OCR_Space
OCR library is based on OCR.Space API, meant to read text from pdf files and images with Go language
Index
- Get your API key
- Installation
- Update
- Basic Usage
- Example Code
1. Get your API key
You can get your personal API key here (we will need this later)
2. Installation
go get -t github.com/ranghetto/go_ocr_space
3. Update
Delete the folder situated in $GO_PATH/src/github.com/ranghetto/go_ocr_space and then run this command:
go get -t github.com/ranghetto/go_ocr_space
4. Basic Usage
You need at first to create a configuration:
package main
import(
ocr "github.com/ranghetto/go_ocr_space"
)
func main(){
config := ocr.InitConfig("yourApiKeyHere", "eng", OCREngine2)
}
The first parameter is your API key as a string, the second one is the code of the language you want read from file or image.

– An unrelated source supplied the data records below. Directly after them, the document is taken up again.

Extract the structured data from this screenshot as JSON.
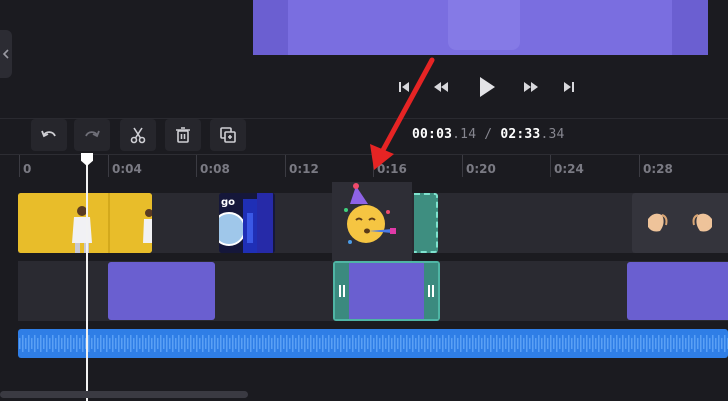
{
  "colors": {
    "accent": "#6a5fd0",
    "selected_clip_border": "#4fb5a5",
    "audio": "#2f7ee6",
    "annotation_arrow": "#e62424"
  },
  "player": {
    "controls": [
      "skip-to-start-icon",
      "rewind-icon",
      "play-icon",
      "fast-forward-icon",
      "skip-to-end-icon"
    ]
  },
  "toolbar": {
    "tools": [
      "undo-icon",
      "redo-icon",
      "split-icon",
      "delete-icon",
      "duplicate-icon"
    ],
    "time": {
      "current_main": "00:03",
      "current_frac": ".14",
      "separator": "/",
      "total_main": "02:33",
      "total_frac": ".34"
    }
  },
  "ruler": {
    "ticks": [
      "0",
      "0:04",
      "0:08",
      "0:12",
      "0:16",
      "0:20",
      "0:24",
      "0:28"
    ]
  },
  "tracks": {
    "video": {
      "clips": [
        "woman-yellow-wall",
        "dark-graphic",
        "party-emoji",
        "hands-emoji"
      ],
      "graphic_text": "go"
    },
    "overlay": {
      "clips": [
        "purple-block",
        "selected-purple-block",
        "purple-block-right"
      ]
    },
    "audio": {
      "clip": "audio-waveform"
    }
  },
  "annotation": {
    "type": "red-arrow"
  }
}
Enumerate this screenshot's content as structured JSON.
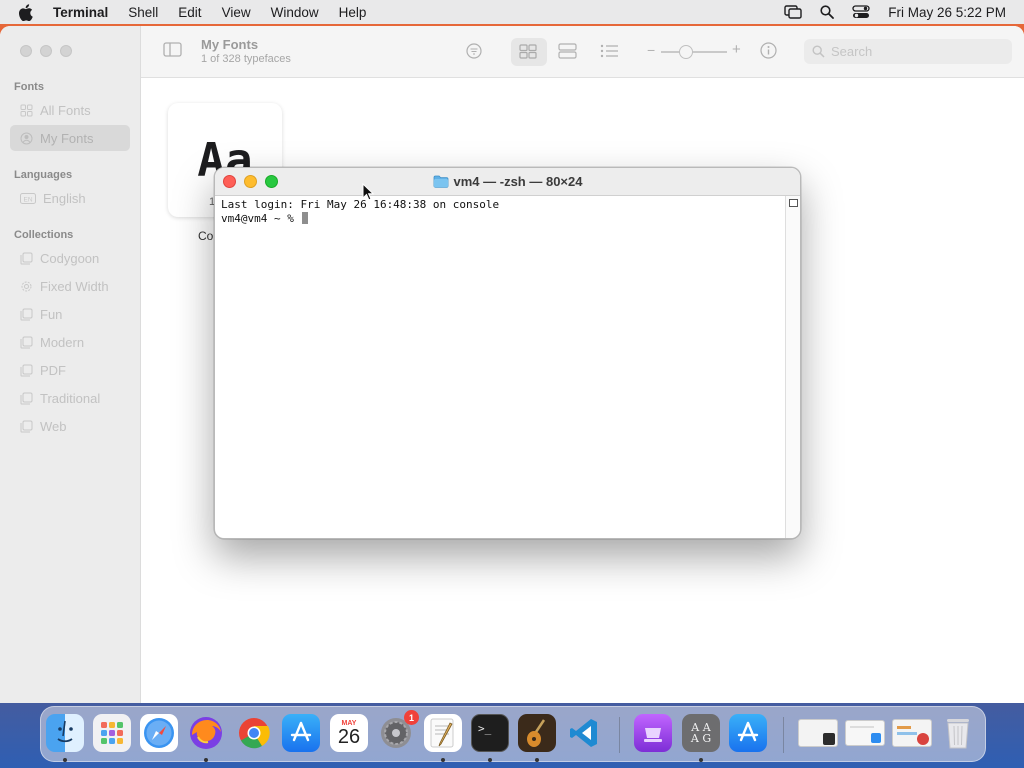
{
  "menubar": {
    "app": "Terminal",
    "items": [
      "Shell",
      "Edit",
      "View",
      "Window",
      "Help"
    ],
    "clock": "Fri May 26  5:22 PM"
  },
  "fontbook": {
    "title": "My Fonts",
    "subtitle": "1 of 328 typefaces",
    "search_placeholder": "Search",
    "sections": {
      "fonts": "Fonts",
      "languages": "Languages",
      "collections": "Collections"
    },
    "font_items": [
      "All Fonts",
      "My Fonts"
    ],
    "language_items": [
      "English"
    ],
    "collection_items": [
      "Codygoon",
      "Fixed Width",
      "Fun",
      "Modern",
      "PDF",
      "Traditional",
      "Web"
    ],
    "card_preview": "Aa",
    "card_label": "Co",
    "card_count": "1"
  },
  "terminal": {
    "title": "vm4 — -zsh — 80×24",
    "lines": [
      "Last login: Fri May 26 16:48:38 on console",
      "vm4@vm4 ~ % "
    ]
  },
  "dock": {
    "apps": [
      "Finder",
      "Launchpad",
      "Safari",
      "Firefox",
      "Chrome",
      "App Store",
      "Calendar",
      "System Preferences",
      "TextEdit",
      "Terminal",
      "Instruments",
      "Visual Studio Code",
      "Podcast",
      "Font Book",
      "App Store",
      "Downloads",
      "Documents",
      "Screenshots",
      "Trash"
    ],
    "calendar_month": "MAY",
    "calendar_day": "26",
    "settings_badge": "1"
  }
}
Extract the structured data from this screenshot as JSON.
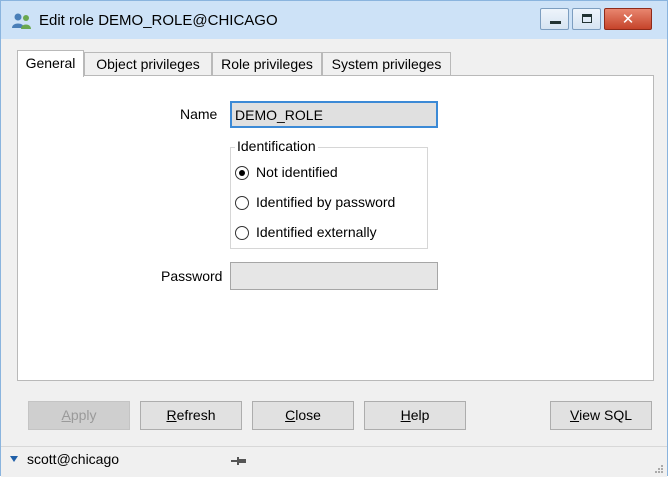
{
  "window": {
    "title": "Edit role DEMO_ROLE@CHICAGO",
    "icon": "role-users-icon",
    "controls": {
      "minimize": "minimize-icon",
      "maximize": "maximize-icon",
      "close": "close-icon"
    }
  },
  "tabs": [
    {
      "label": "General",
      "active": true
    },
    {
      "label": "Object privileges",
      "active": false
    },
    {
      "label": "Role privileges",
      "active": false
    },
    {
      "label": "System privileges",
      "active": false
    }
  ],
  "general": {
    "name_label": "Name",
    "name_value": "DEMO_ROLE",
    "identification": {
      "title": "Identification",
      "options": [
        {
          "label": "Not identified",
          "selected": true
        },
        {
          "label": "Identified by password",
          "selected": false
        },
        {
          "label": "Identified externally",
          "selected": false
        }
      ]
    },
    "password_label": "Password",
    "password_value": ""
  },
  "buttons": {
    "apply": {
      "pre": "",
      "key": "A",
      "post": "pply",
      "enabled": false
    },
    "refresh": {
      "pre": "",
      "key": "R",
      "post": "efresh",
      "enabled": true
    },
    "close": {
      "pre": "",
      "key": "C",
      "post": "lose",
      "enabled": true
    },
    "help": {
      "pre": "",
      "key": "H",
      "post": "elp",
      "enabled": true
    },
    "view_sql": {
      "pre": "",
      "key": "V",
      "post": "iew SQL",
      "enabled": true
    }
  },
  "status": {
    "connection": "scott@chicago",
    "icons": [
      "dropdown-caret-icon",
      "pin-icon",
      "resize-grip-icon"
    ]
  },
  "colors": {
    "titlebar": "#cde2f7",
    "close_button": "#c5432a",
    "focus_border": "#3c8ad6"
  }
}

Here a list of all available languages and their code*:
- Arabic =
ara
- Bulgarian =
bul
- Chinese(Simplified) =
chs
- Chinese(Traditional) =
cht
- Croatian =
hrv
- Czech =
cze
- Danish =
dan
- Dutch =
dut
- English =
eng
- Finnish =
fin
- French =
fre
- German =
ger
- Greek =
gre
- Hungarian =
hun
- Korean =
kor
- Italian =
ita
- Japanese =
jpn
- Polish =
pol
- Portuguese =
por
- Russian =
rus
- Slovenian =
slv
- Spanish =
spa
- Swedish =
swe
- Turkish =
tur
The third parameter allows the OCR Engine selection:
OCREngine1
OCREngine2
OCREngine3
Read more about them here.
Now we can go ahead and start reading some text; there are three method that allow you to do it:
config.ParseFromUrl("https://example.com/image.png")
config.ParseFromLocal("path/to/the/image.jpg")
config.ParseFromBase64("data:image/jpeg;base64,873hf9qehq98efwuehf...")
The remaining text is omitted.